Speaker: Ishier Raote, Postdoc, Malhotra LAB at the CRG, Barcelona.
Presentation
Organizers: IRB Barcelona
Date: Wednesday, April 4, 15:00h
Place: Aula Fèlix Serratosa, Parc Científic de Barcelona
Host: Ph.D students and postdocs of the C&DB programme.
Abstract
Secreted collagens compose 25% of our dry body weight and are necessary for tissue organization, skin and bone formation. But how are these bulky cargoes, that are too big to fit into a conventional COPII vesicle, exported from the ER? Our discovery of TANGO1 (Bard, Nature 2006; Saito, Cell 2009; Saito, Mol Biol Cell 2011; Santos, J Cell Biol 2016; Malhotra, Ann Rev Cell Dev Biol 2015), a ubiquitously expressed, ER-exit-site-resident, transmembrane protein, has made the pathway of collagen secretion amenable to molecular analysis. TANGO1 acts as a scaffold to connect collagens in the lumen to COPII coats on the cytoplasmic side of the ER. However, the growth of the collagen containing mega transport carrier is not simply by accretion of a larger COPII-coated patch of ER membrane, but instead by rapid addition of premade small vesicles.

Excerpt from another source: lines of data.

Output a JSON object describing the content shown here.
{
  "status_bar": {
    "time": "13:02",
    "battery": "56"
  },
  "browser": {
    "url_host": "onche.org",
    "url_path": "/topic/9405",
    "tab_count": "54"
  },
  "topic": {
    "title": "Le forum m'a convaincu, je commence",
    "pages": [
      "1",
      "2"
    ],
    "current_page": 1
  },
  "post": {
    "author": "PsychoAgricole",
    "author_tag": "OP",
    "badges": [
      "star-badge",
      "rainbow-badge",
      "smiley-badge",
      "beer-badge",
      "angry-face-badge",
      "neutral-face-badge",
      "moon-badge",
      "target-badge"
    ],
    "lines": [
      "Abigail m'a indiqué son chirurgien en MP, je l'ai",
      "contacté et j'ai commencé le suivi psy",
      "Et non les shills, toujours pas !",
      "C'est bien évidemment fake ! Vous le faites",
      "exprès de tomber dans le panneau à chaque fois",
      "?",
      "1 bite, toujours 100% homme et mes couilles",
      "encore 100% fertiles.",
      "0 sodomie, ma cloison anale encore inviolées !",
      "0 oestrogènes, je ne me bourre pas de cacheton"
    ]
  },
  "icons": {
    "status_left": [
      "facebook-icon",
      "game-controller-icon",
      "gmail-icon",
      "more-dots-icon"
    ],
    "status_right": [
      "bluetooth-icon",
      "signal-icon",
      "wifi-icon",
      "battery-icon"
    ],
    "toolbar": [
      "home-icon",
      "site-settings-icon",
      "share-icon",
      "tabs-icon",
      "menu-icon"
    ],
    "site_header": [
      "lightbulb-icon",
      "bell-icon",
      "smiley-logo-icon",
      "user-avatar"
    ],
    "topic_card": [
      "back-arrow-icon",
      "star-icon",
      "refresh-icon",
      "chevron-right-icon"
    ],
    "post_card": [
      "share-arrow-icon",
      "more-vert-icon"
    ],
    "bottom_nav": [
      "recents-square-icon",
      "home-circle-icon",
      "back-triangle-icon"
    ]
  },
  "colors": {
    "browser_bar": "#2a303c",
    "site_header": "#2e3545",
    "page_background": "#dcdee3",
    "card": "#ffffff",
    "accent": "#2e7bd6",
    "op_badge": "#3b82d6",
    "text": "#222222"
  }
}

This mode of transport carrier formation is fundamentally different from that used to produce small COPII vesicles. We have seen that TANGO1 rings the ER exit site and thus organizes a sub compartment within the ER (Nogueira, eLife 2014; Santos, eLife 2015; Raote, J Cell Biol 2017). We have now mapped all the components that work in concert along with the cargo to assemble TANGO1 into a ring (Raote Elife, 2018). Mathematical modelling, biochemistry and super resolution microscopy-based analyses of this process will be discussed.